Kaniko uses under the hood "go-git" library (because Kaniko is written with Go language). At this time of writing this answer, it's not possible for Kaniko to fetch the source code from Azure DevOps repository because it appears that go-git does not work with Azure DevOps git repos (it doesn't implement "multi-ack" protocol which is used by Azure DevOps).

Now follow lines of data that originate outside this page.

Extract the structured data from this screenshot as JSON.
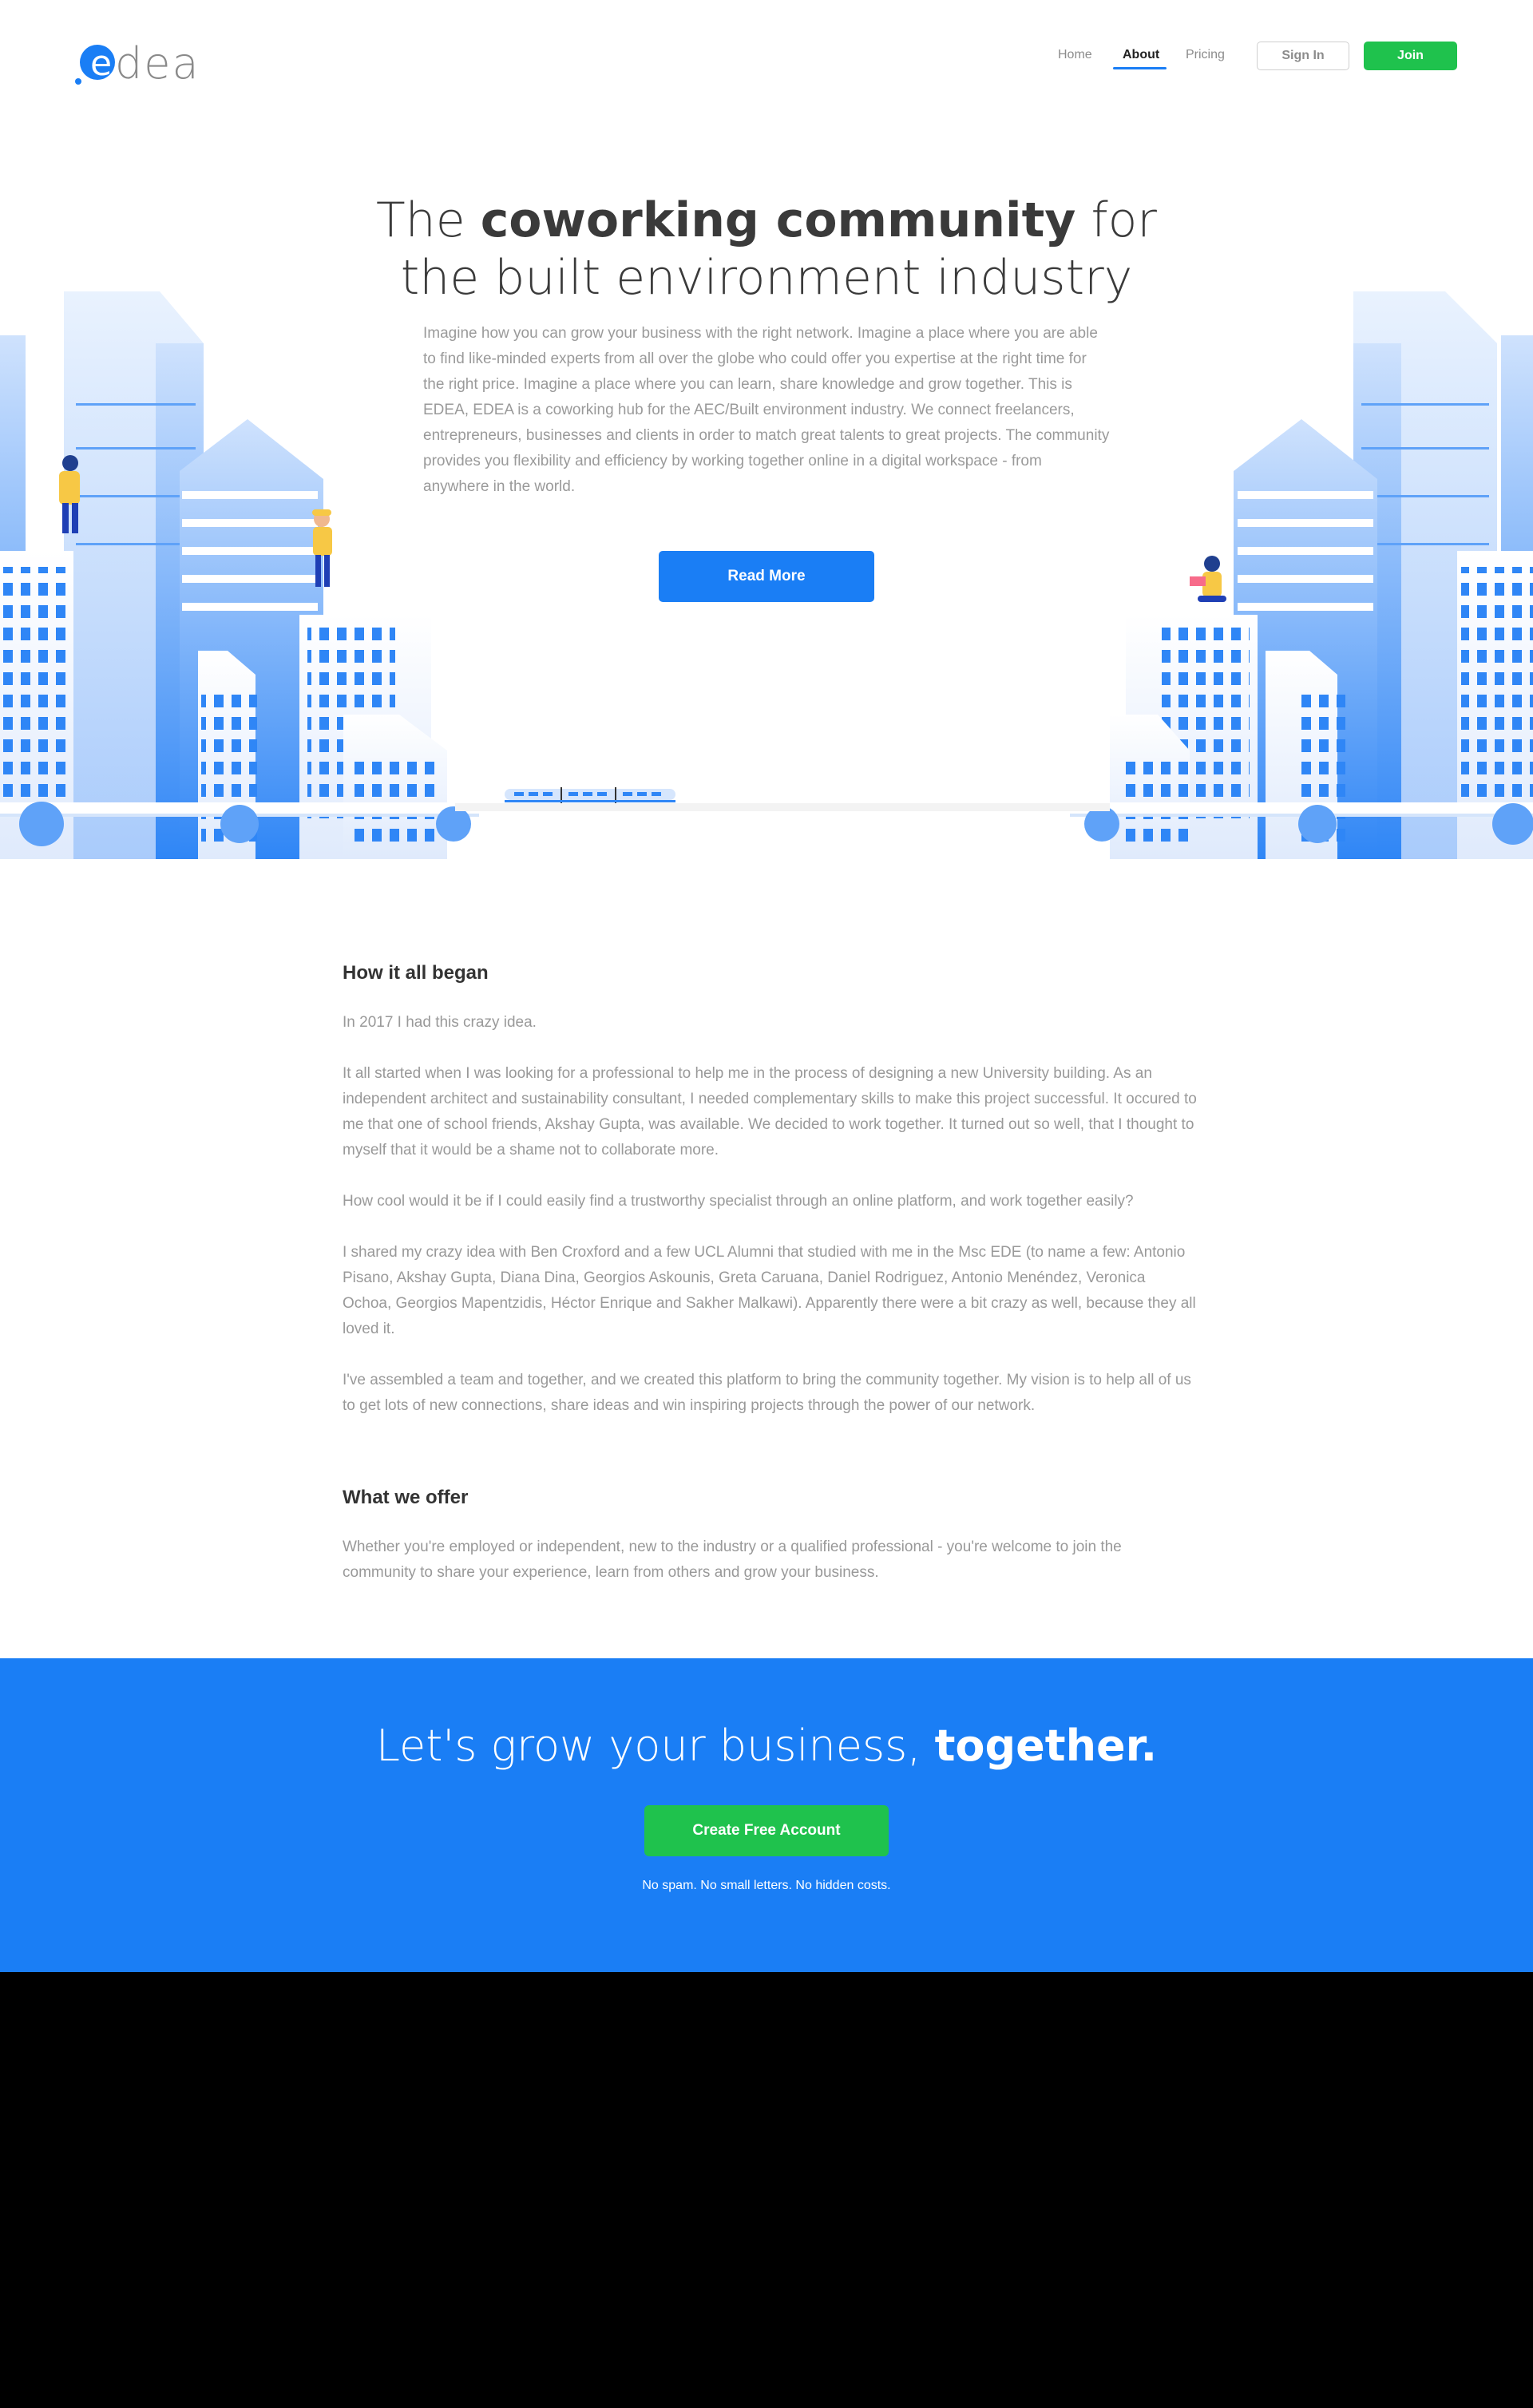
{
  "header": {
    "logo_text": "dea",
    "logo_letter": "e",
    "nav": {
      "home": "Home",
      "about": "About",
      "pricing": "Pricing"
    },
    "sign_in": "Sign In",
    "join": "Join"
  },
  "hero": {
    "title_part1": "The ",
    "title_bold": "coworking community",
    "title_part2": " for",
    "title_line2": "the built environment industry",
    "description": "Imagine how you can grow your business with the right network. Imagine a place where you are able to find like-minded experts from all over the globe who could offer you expertise at the right time for the right price. Imagine a place where you can learn, share knowledge and grow together. This is EDEA,  EDEA is a coworking hub for the AEC/Built environment industry. We connect freelancers, entrepreneurs, businesses and clients in order to match great talents to great projects. The community provides you flexibility and efficiency by working together online in a digital workspace - from anywhere in the world.",
    "read_more": "Read More"
  },
  "story": {
    "heading": "How it all began",
    "paragraphs": [
      "In 2017 I had this crazy idea.",
      "It all started when I was looking for a professional to help me in the process of designing a new University building. As an independent architect and sustainability consultant, I needed complementary skills to make this project successful. It occured to me that one of school friends, Akshay Gupta, was available. We decided to work together. It turned out so well, that I thought to myself that it would be a shame not to collaborate more.",
      "How cool would it be if I could easily find a trustworthy specialist through an online platform, and work together easily?",
      "I shared my crazy idea with Ben Croxford and a few UCL Alumni that studied with me in the Msc EDE (to name a few: Antonio Pisano, Akshay Gupta, Diana Dina, Georgios Askounis, Greta Caruana, Daniel Rodriguez, Antonio Menéndez, Veronica Ochoa, Georgios Mapentzidis, Héctor Enrique and Sakher Malkawi). Apparently there were a bit crazy as well, because they all loved it.",
      "I've assembled a team and together, and we created this platform to bring the community together. My vision is to help all of us to get lots of new connections, share ideas and win inspiring projects through the power of our network."
    ]
  },
  "offer": {
    "heading": "What we offer",
    "text": "Whether you're employed or independent, new to the industry or a qualified professional  - you're welcome to join the community to share your experience, learn from others and grow your business."
  },
  "cta": {
    "title_part1": "Let's grow your business, ",
    "title_bold": "together.",
    "button": "Create Free Account",
    "note": "No spam. No small letters. No hidden costs."
  },
  "colors": {
    "brand_blue": "#1a7ef5",
    "join_green": "#1fc24d",
    "text_gray": "#999999",
    "heading_dark": "#333333"
  }
}
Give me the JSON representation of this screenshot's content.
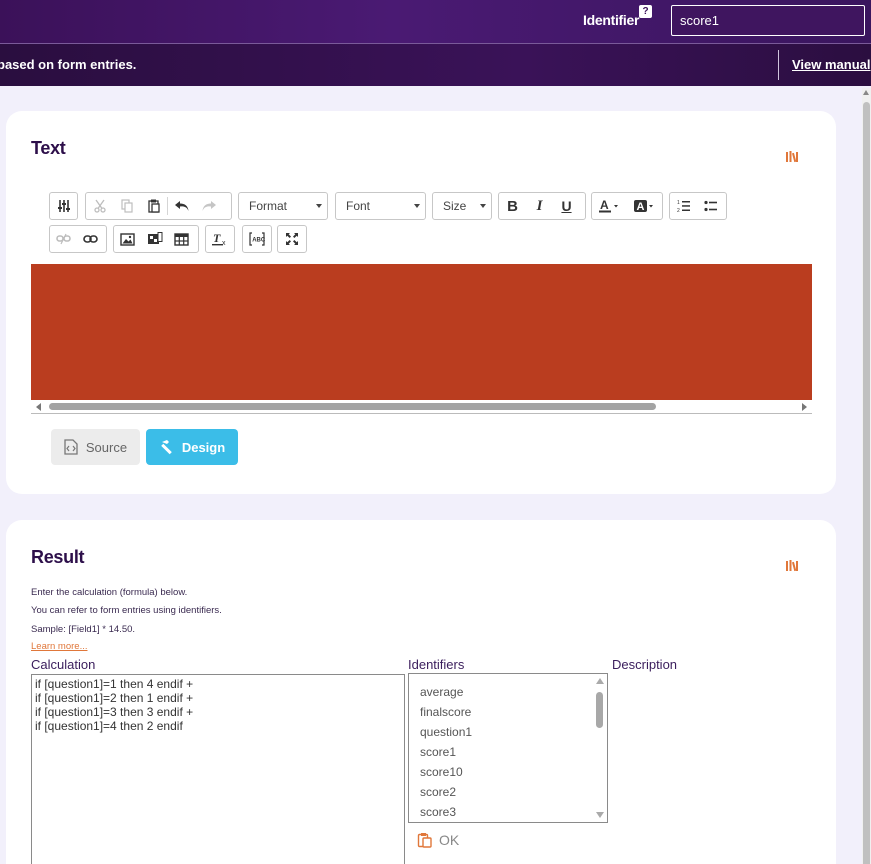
{
  "header": {
    "identifier_label": "Identifier",
    "help_badge": "?",
    "identifier_value": "score1"
  },
  "subheader": {
    "text": "based on form entries.",
    "manual_link": "View manual"
  },
  "text_section": {
    "title": "Text",
    "toolbar": {
      "format_label": "Format",
      "font_label": "Font",
      "size_label": "Size"
    },
    "editor_bg_color": "#ba3d1f",
    "source_label": "Source",
    "design_label": "Design"
  },
  "result_section": {
    "title": "Result",
    "info_lines": [
      "Enter the calculation (formula) below.",
      "You can refer to form entries using identifiers.",
      "Sample: [Field1] * 14.50."
    ],
    "learn_more": "Learn more...",
    "calculation_label": "Calculation",
    "identifiers_label": "Identifiers",
    "description_label": "Description",
    "calculation_lines": [
      "if [question1]=1 then 4 endif +",
      "if [question1]=2 then 1 endif +",
      "if [question1]=3 then 3 endif +",
      "if [question1]=4 then 2 endif"
    ],
    "identifiers": [
      "average",
      "finalscore",
      "question1",
      "score1",
      "score10",
      "score2",
      "score3"
    ],
    "ok_label": "OK"
  },
  "colors": {
    "accent": "#3bbde8",
    "brand_purple": "#3b1159",
    "icon_orange": "#e0773a"
  }
}
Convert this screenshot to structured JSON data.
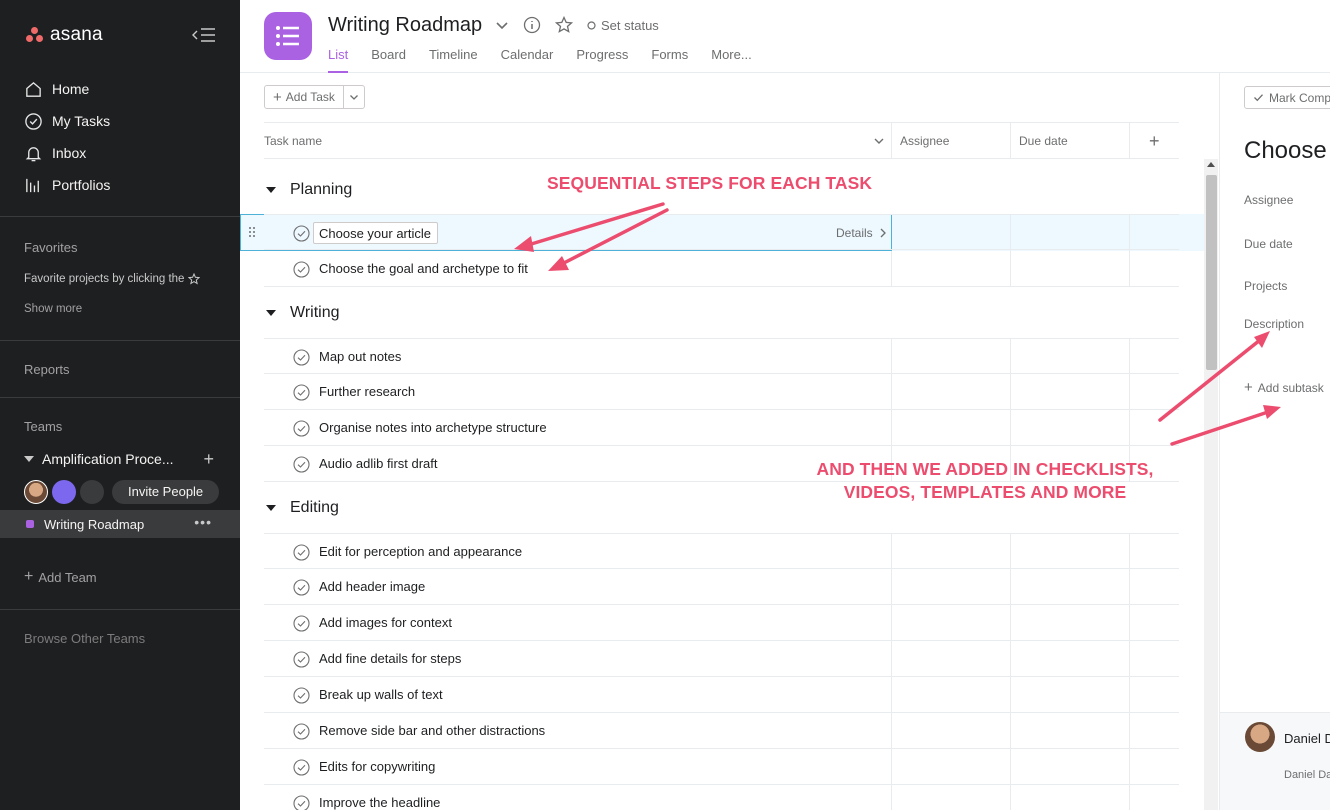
{
  "brand": {
    "name": "asana"
  },
  "sidebar": {
    "nav": [
      {
        "label": "Home",
        "icon": "home-icon"
      },
      {
        "label": "My Tasks",
        "icon": "check-circle-icon"
      },
      {
        "label": "Inbox",
        "icon": "bell-icon"
      },
      {
        "label": "Portfolios",
        "icon": "bar-chart-icon"
      }
    ],
    "favorites_label": "Favorites",
    "favorites_hint": "Favorite projects by clicking the",
    "show_more": "Show more",
    "reports": "Reports",
    "teams_label": "Teams",
    "team_name": "Amplification Proce...",
    "invite_people": "Invite People",
    "project_name": "Writing Roadmap",
    "add_team": "Add Team",
    "browse_teams": "Browse Other Teams"
  },
  "header": {
    "title": "Writing Roadmap",
    "set_status": "Set status",
    "tabs": [
      "List",
      "Board",
      "Timeline",
      "Calendar",
      "Progress",
      "Forms",
      "More..."
    ]
  },
  "toolbar": {
    "add_task": "Add Task"
  },
  "table": {
    "columns": {
      "task_name": "Task name",
      "assignee": "Assignee",
      "due_date": "Due date"
    },
    "details_label": "Details",
    "sections": [
      {
        "name": "Planning",
        "tasks": [
          "Choose your article",
          "Choose the goal and archetype to fit"
        ]
      },
      {
        "name": "Writing",
        "tasks": [
          "Map out notes",
          "Further research",
          "Organise notes into archetype structure",
          "Audio adlib first draft"
        ]
      },
      {
        "name": "Editing",
        "tasks": [
          "Edit for perception and appearance",
          "Add header image",
          "Add images for context",
          "Add fine details for steps",
          "Break up walls of text",
          "Remove side bar and other distractions",
          "Edits for copywriting",
          "Improve the headline"
        ]
      }
    ]
  },
  "pane": {
    "mark_complete": "Mark Comp",
    "title": "Choose",
    "labels": {
      "assignee": "Assignee",
      "due_date": "Due date",
      "projects": "Projects",
      "description": "Description",
      "add_subtask": "Add subtask"
    },
    "footer_name": "Daniel D",
    "footer_sub": "Daniel Da"
  },
  "annotations": {
    "top": "SEQUENTIAL STEPS FOR EACH TASK",
    "bottom_line1": "AND THEN WE ADDED IN CHECKLISTS,",
    "bottom_line2": "VIDEOS, TEMPLATES AND MORE",
    "color": "#ec4d6e"
  },
  "colors": {
    "accent": "#aa62e3",
    "sidebar_bg": "#1e1f21",
    "selection": "#4eb2d8"
  }
}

The workaround of this is to use an "initContainer" with any image you want where you can "git clone" your repo and let Kaniko consume it afterwards. Here's a link that can help you (and anyone else reading this post) to achieve this combination: https://github.com/GoogleContainerTools/kaniko/issues/719#issuecomment-1283407534

Here's a sample code of how it helped me achieve that:

            # Init container to git clone the source code
            initContainers:
            - name: git-clone
              image: alpine:3.18.0
              command: ["sh", "-c"]
              args:
              - |
                apk add --no-cache git && \
                AUTH=\$(echo -n ":\$PAT_TOKEN" | base64) && \
                git -c http.extraHeader="Authorization: Basic \$AUTH" clone --depth 1 $(Build.Repository.Uri) /workspace
              env:
                - name: GIT_TERMINAL_PROMPT
                  value: "0"
                - name: PAT_TOKEN
                  value: YOUR_SECRET # Or coming from Secrets it's better
              volumeMounts:
              - name: build-context
                mountPath: /workspace
            # Kaniko container
            containers:
            - name: kaniko
              image: gcr.io/kaniko-project/executor:latest
              args:
              - "--dockerfile=Dockerfile"
              - "--context=dir:///workspace"
              - "--destination=build:1.0.0"
              volumeMounts:
              - name: build-context
                mountPath: /workspace
            
            restartPolicy: Never
            volumes:
            - name: build-context
              emptyDir: {}

In this sample code, I use the initContainer to fetch the source code of my repo and populate the "/workspace" folder. Both Kaniko (main container) and "initContainer" use this volume as it is mounted on both sides (volumeMounts). Of course, feel free to adapt to your needs.